Fall Foliage Photography Tips

Watching the leaves change color is one of the best parts of fall, but it can be hard to do it justice in photographs. The colors are very fleeting and can change a lot depending on the time of day and how early or late it is in the season. Here are some tips to help you capture the beauty of the autumn. 

1. Choose the right day. 

Peak fall foliage season is usually in October. Depending on the weather, this peak can last up to two weeks. If there’s rain, snow, frost, or wind, the leaves can fall early, so it’s best to take your fall foliage photos as soon as you can. Weekends can be busy if you live in an area popular for its natural beauty, so if possible, try to travel on a weekday.

You can find the specific dates for peak fall foliage in your area here

2. Choose the right time.

Golden hour, or the hour before and after sunset, can really help to bring out the warm hues of the fall leaves. With the sun low in the sky, the light is tinged gold and there are long dramatic shadows that add dimension to a photo. 

Don’t give up on taking photos just because the day is cloudy, though. An overcast sky can have interesting textures that can make your photo stand out. The moody lighting could also give the photo a unique feel. The grayness of the clouds contrast well with the bright colors. 

3. Location, location, location.

Lakes or other bodies of water look beautiful in the fall as they reflect the colors and/or the sky. The main downside is that other photographers know this and you might have some competition to find the perfect spot. 

If you live in an area that gets a lot of tourists, going a bit out of your way could be worth your while. With everybody flocking to the more obvious destinations, it might be better to look for the hidden gems in your area or nearby. 

4. Camera settings

Be sure to double check your camera settings to make sure the colors create the effect you want.
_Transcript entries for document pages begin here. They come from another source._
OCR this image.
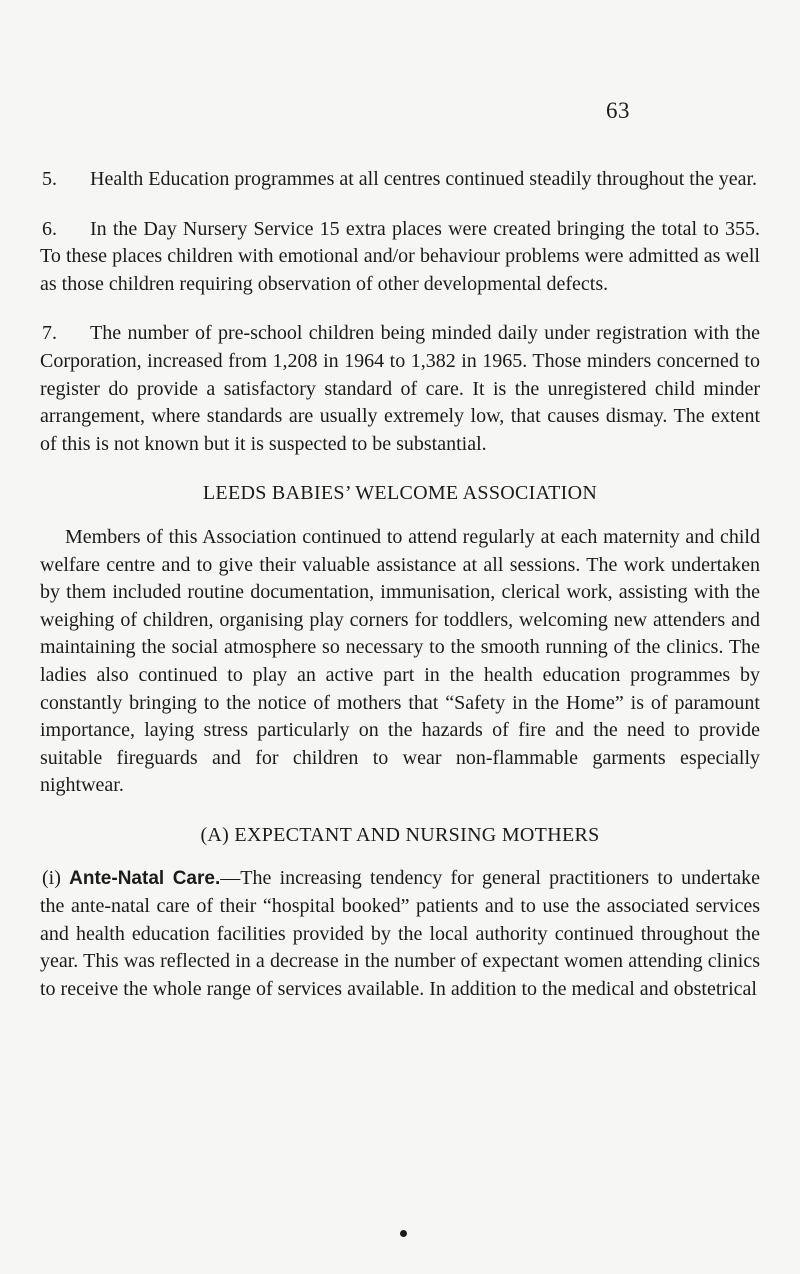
63

5. Health Education programmes at all centres continued steadily throughout the year.

6. In the Day Nursery Service 15 extra places were created bringing the total to 355. To these places children with emotional and/or behaviour problems were admitted as well as those children requiring observation of other developmental defects.

7. The number of pre-school children being minded daily under registration with the Corporation, increased from 1,208 in 1964 to 1,382 in 1965. Those minders concerned to register do provide a satisfactory standard of care. It is the unregistered child minder arrangement, where standards are usually extremely low, that causes dismay. The extent of this is not known but it is suspected to be substantial.

LEEDS BABIES’ WELCOME ASSOCIATION

Members of this Association continued to attend regularly at each maternity and child welfare centre and to give their valuable assistance at all sessions. The work undertaken by them included routine documentation, immunisation, clerical work, assisting with the weighing of children, organising play corners for toddlers, welcoming new attenders and maintaining the social atmosphere so necessary to the smooth running of the clinics. The ladies also continued to play an active part in the health education programmes by constantly bringing to the notice of mothers that “Safety in the Home” is of paramount importance, laying stress particularly on the hazards of fire and the need to provide suitable fireguards and for children to wear non-flammable garments especially nightwear.

(A) EXPECTANT AND NURSING MOTHERS

(i) Ante-Natal Care.—The increasing tendency for general practitioners to undertake the ante-natal care of their “hospital booked” patients and to use the associated services and health education facilities provided by the local authority continued throughout the year. This was reflected in a decrease in the number of expectant women attending clinics to receive the whole range of services available. In addition to the medical and obstetrical
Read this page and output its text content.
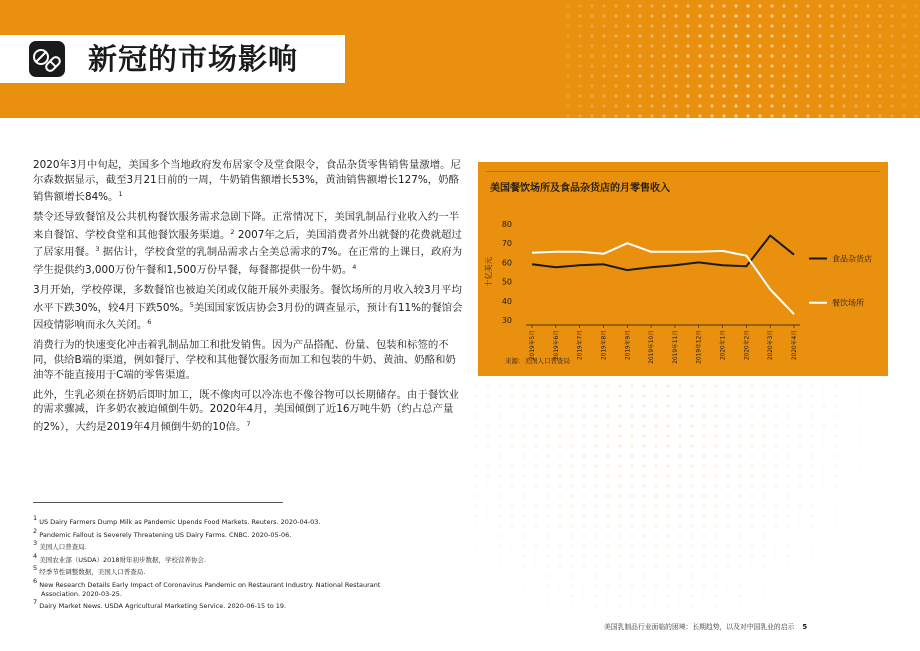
新冠的市场影响

2020年3月中旬起，美国多个当地政府发布居家令及堂食限令，食品杂货零售销售量激增。尼尔森数据显示，截至3月21日前的一周，牛奶销售额增长53%，黄油销售额增长127%，奶酪销售额增长84%。$^1$

禁令还导致餐馆及公共机构餐饮服务需求急剧下降。正常情况下，美国乳制品行业收入约一半来自餐馆、学校食堂和其他餐饮服务渠道。$^2$ 2007年之后，美国消费者外出就餐的花费就超过了居家用餐。$^3$ 据估计，学校食堂的乳制品需求占全美总需求的7%。在正常的上课日，政府为学生提供约3,000万份午餐和1,500万份早餐，每餐都提供一份牛奶。$^4$

3月开始，学校停课，多数餐馆也被迫关闭或仅能开展外卖服务。餐饮场所的月收入较3月平均水平下跌30%，较4月下跌50%。$^5$美国国家饭店协会3月份的调查显示，预计有11%的餐馆会因疫情影响而永久关闭。$^6$

消费行为的快速变化冲击着乳制品加工和批发销售。因为产品搭配、份量、包装和标签的不同，供给B端的渠道，例如餐厅、学校和其他餐饮服务而加工和包装的牛奶、黄油、奶酪和奶油等不能直接用于C端的零售渠道。

此外，生乳必须在挤奶后即时加工，既不像肉可以冷冻也不像谷物可以长期储存。由于餐饮业的需求骤减，许多奶农被迫倾倒牛奶。2020年4月，美国倾倒了近16万吨牛奶（约占总产量的2%），大约是2019年4月倾倒牛奶的10倍。$^7$

美国餐饮场所及食品杂货店的月零售收入
30
40
50
60
70
80
十亿美元
2019年5月	2019年6月	2019年7月	2019年8月	2019年9月	2019年10月	2019年11月	2019年12月	2020年1月	2020年2月	2020年3月	2020年4月
食品杂货店
餐饮场所
来源：美国人口普查局

$^1$ US Dairy Farmers Dump Milk as Pandemic Upends Food Markets. Reuters. 2020-04-03.

$^2$ Pandemic Fallout is Severely Threatening US Dairy Farms. CNBC. 2020-05-06.

$^3$ 美国人口普查局.

$^4$ 美国农业部（USDA）2018财年初步数据，学校营养协会.

$^5$ 经季节性调整数据，美国人口普查局.

$^6$ New Research Details Early Impact of Coronavirus Pandemic on Restaurant Industry. National Restaurant Association. 2020-03-25.

$^7$ Dairy Market News. USDA Agricultural Marketing Service. 2020-06-15 to 19.

美国乳制品行业面临的困境：长期趋势，以及对中国乳业的启示 5
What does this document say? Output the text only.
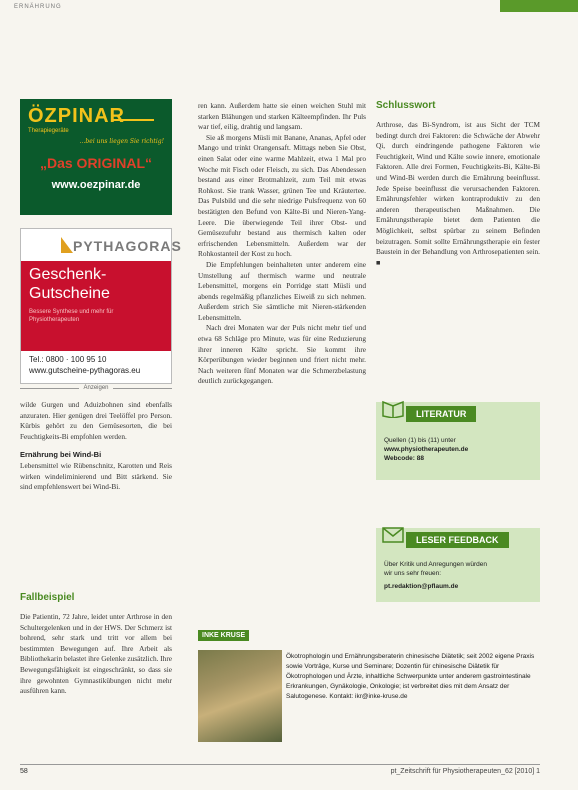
ERNÄHRUNG
ÖZPINAR
Therapiegeräte
…bei uns liegen Sie richtig!
„Das ORIGINAL“
www.oezpinar.de
PYTHAGORAS
Geschenk-
Gutscheine
Bessere Synthese und mehr für Physiotherapeuten
Tel.: 0800 · 100 95 10
www.gutscheine-pythagoras.eu
Anzeigen

wilde Gurgen und Aduizbohnen sind ebenfalls anzuraten. Hier genügen drei Teelöffel pro Person. Kürbis gehört zu den Gemüsesorten, die bei Feuchtigkeits-Bi empfohlen werden.

Ernährung bei Wind-Bi

Lebensmittel wie Rübenschnitz, Karotten und Reis wirken windeliminierend und Bitt stärkend. Sie sind empfehlenswert bei Wind-Bi.

Fallbeispiel

Die Patientin, 72 Jahre, leidet unter Arthrose in den Schultergelenken und in der HWS. Der Schmerz ist bohrend, sehr stark und tritt vor allem bei bestimmten Bewegungen auf. Ihre Arbeit als Bibliothekarin belastet ihre Gelenke zusätzlich. Ihre Bewegungsfähigkeit ist eingeschränkt, so dass sie ihre gewohnten Gymnastikübungen nicht mehr ausführen kann.

ren kann. Außerdem hatte sie einen weichen Stuhl mit starken Blähungen und starken Kälteempfinden. Ihr Puls war tief, eilig, drahtig und langsam.

Sie aß morgens Müsli mit Banane, Ananas, Apfel oder Mango und trinkt Orangensaft. Mittags neben Sie Obst, einen Salat oder eine warme Mahlzeit, etwa 1 Mal pro Woche mit Fisch oder Fleisch, zu sich. Das Abendessen bestand aus einer Brotmahlzeit, zum Teil mit etwas Rohkost. Sie trank Wasser, grünen Tee und Kräutertee. Das Pulsbild und die sehr niedrige Pulsfrequenz von 60 bestätigten den Befund von Kälte-Bi und Nieren-Yang-Leere. Die überwiegende Teil ihrer Obst- und Gemüsezufuhr bestand aus thermisch kalten oder erfrischenden Lebensmitteln. Außerdem war der Rohkostanteil der Kost zu hoch.

Die Empfehlungen beinhalteten unter anderem eine Umstellung auf thermisch warme und neutrale Lebensmittel, morgens ein Porridge statt Müsli und abends regelmäßig pflanzliches Eiweiß zu sich nehmen. Außerdem strich Sie sämtliche mit Nieren-stärkenden Lebensmitteln.

Nach drei Monaten war der Puls nicht mehr tief und etwa 68 Schläge pro Minute, was für eine Reduzierung ihrer inneren Kälte spricht. Sie kommt ihre Körperübungen wieder beginnen und friert nicht mehr. Nach weiteren fünf Monaten war die Schmerzbelastung deutlich zurückgegangen.

Schlusswort

Arthrose, das Bi-Syndrom, ist aus Sicht der TCM bedingt durch drei Faktoren: die Schwäche der Abwehr Qi, durch eindringende pathogene Faktoren wie Feuchtigkeit, Wind und Kälte sowie innere, emotionale Faktoren. Alle drei Formen, Feuchtigkeits-Bi, Kälte-Bi und Wind-Bi werden durch die Ernährung beeinflusst. Jede Speise beeinflusst die verursachenden Faktoren. Ernährungsfehler wirken kontraproduktiv zu den anderen therapeutischen Maßnahmen. Die Ernährungstherapie bietet dem Patienten die Möglichkeit, selbst spürbar zu seinem Befinden beizutragen. Somit sollte Ernährungstherapie ein fester Baustein in der Behandlung von Arthrosepatienten sein. ■

LITERATUR
Quellen (1) bis (11) unter
www.physiotherapeuten.de
Webcode: 88
LESER FEEDBACK
Über Kritik und Anregungen würden
wir uns sehr freuen:
pt.redaktion@pflaum.de
INKE KRUSE
Ökotrophologin und Ernährungsberaterin chinesische Diätetik; seit 2002 eigene Praxis sowie Vorträge, Kurse und Seminare; Dozentin für chinesische Diätetik für Ökotrophologen und Ärzte, inhaltliche Schwerpunkte unter anderem gastrointestinale Erkrankungen, Gynäkologie, Onkologie; ist verbreitet dies mit dem Ansatz der Salutogenese. Kontakt: ikr@inke-kruse.de
58	pt_Zeitschrift für Physiotherapeuten_62 [2010] 1
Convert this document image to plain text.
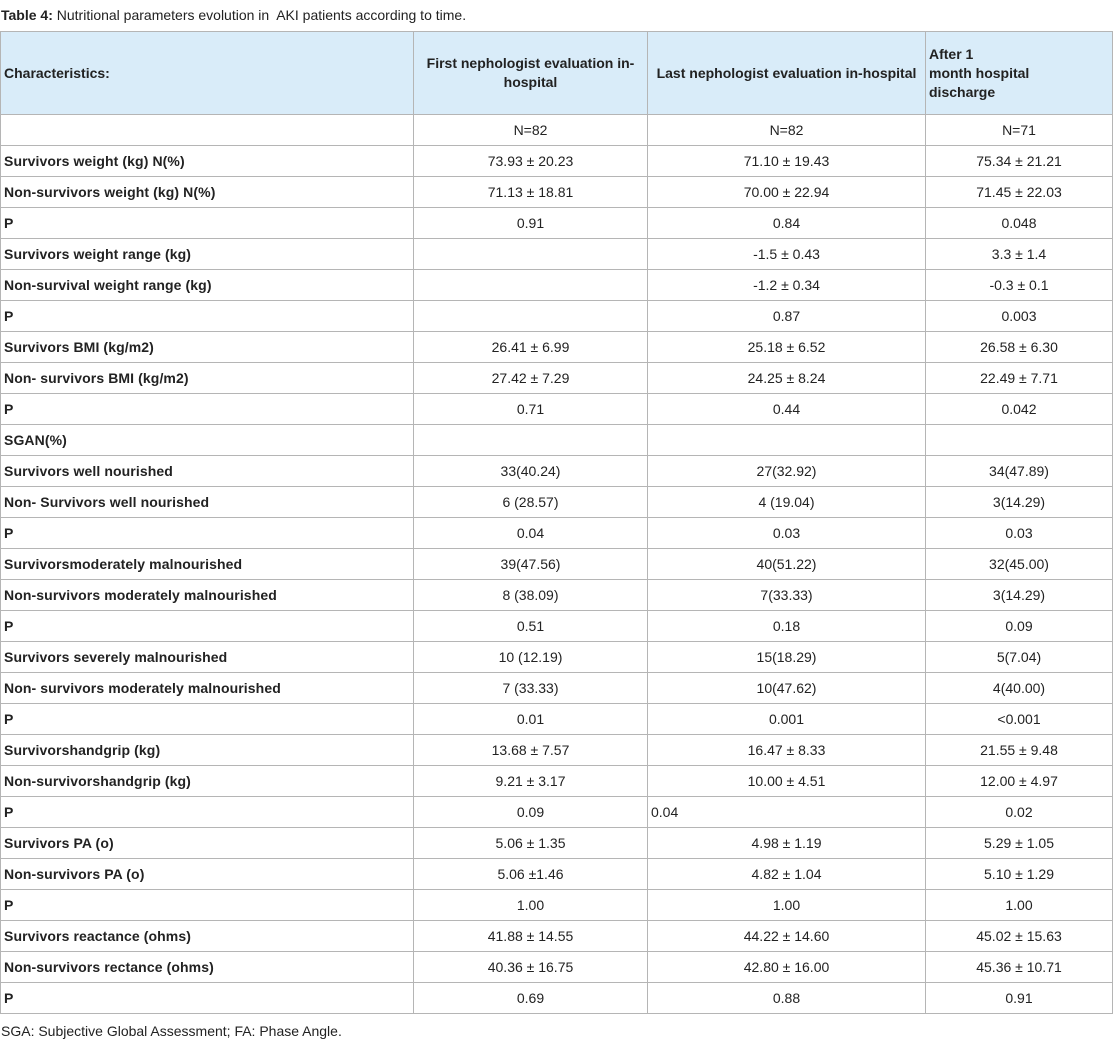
Table 4: Nutritional parameters evolution in  AKI patients according to time.
Characteristics:	First nephologist evaluation in-hospital	Last nephologist evaluation in-hospital	After 1
month hospital
discharge
	N=82	N=82	N=71
Survivors weight (kg) N(%)	73.93 ± 20.23	71.10 ± 19.43	75.34 ± 21.21
Non-survivors weight (kg) N(%)	71.13 ± 18.81	70.00 ± 22.94	71.45 ± 22.03
P	0.91	0.84	0.048
Survivors weight range (kg)		-1.5 ± 0.43	3.3 ± 1.4
Non-survival weight range (kg)		-1.2 ± 0.34	-0.3 ± 0.1
P		0.87	0.003
Survivors BMI (kg/m2)	26.41 ± 6.99	25.18 ± 6.52	26.58 ± 6.30
Non- survivors BMI (kg/m2)	27.42 ± 7.29	24.25 ± 8.24	22.49 ± 7.71
P	0.71	0.44	0.042
SGAN(%)			
Survivors well nourished	33(40.24)	27(32.92)	34(47.89)
Non- Survivors well nourished	6 (28.57)	4 (19.04)	3(14.29)
P	0.04	0.03	0.03
Survivorsmoderately malnourished	39(47.56)	40(51.22)	32(45.00)
Non-survivors moderately malnourished	8 (38.09)	7(33.33)	3(14.29)
P	0.51	0.18	0.09
Survivors severely malnourished	10 (12.19)	15(18.29)	5(7.04)
Non- survivors moderately malnourished	7 (33.33)	10(47.62)	4(40.00)
P	0.01	0.001	<0.001
Survivorshandgrip (kg)	13.68 ± 7.57	16.47 ± 8.33	21.55 ± 9.48
Non-survivorshandgrip (kg)	9.21 ± 3.17	10.00 ± 4.51	12.00 ± 4.97
P	0.09	0.04	0.02
Survivors PA (o)	5.06 ± 1.35	4.98 ± 1.19	5.29 ± 1.05
Non-survivors PA (o)	5.06 ±1.46	4.82 ± 1.04	5.10 ± 1.29
P	1.00	1.00	1.00
Survivors reactance (ohms)	41.88 ± 14.55	44.22 ± 14.60	45.02 ± 15.63
Non-survivors rectance (ohms)	40.36 ± 16.75	42.80 ± 16.00	45.36 ± 10.71
P	0.69	0.88	0.91
SGA: Subjective Global Assessment; FA: Phase Angle.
Auto white balance usually works fine, but the warmer tones can confuse some cameras. Setting the white balance to Cloudy can make the warm colors stand out a bit more, but you can also experiment with different settings to see which effect you like best. 

5. Step away from the camera

You’re out in nature, looking at beautiful scenery on a beautiful day. Take advantage of it. Depending on where you live, there won’t be many more nice days for a while. Put the camera down and look around. Take some time to notice how the air feels. Is there sunlight? What do you smell? What do you hear? 

Obsessing over the perfect picture can often cause the quality of that picture to suffer. Life is about more than just taking good photos. Photos capture moments, and if you are present in the moment, that shows through the photograph.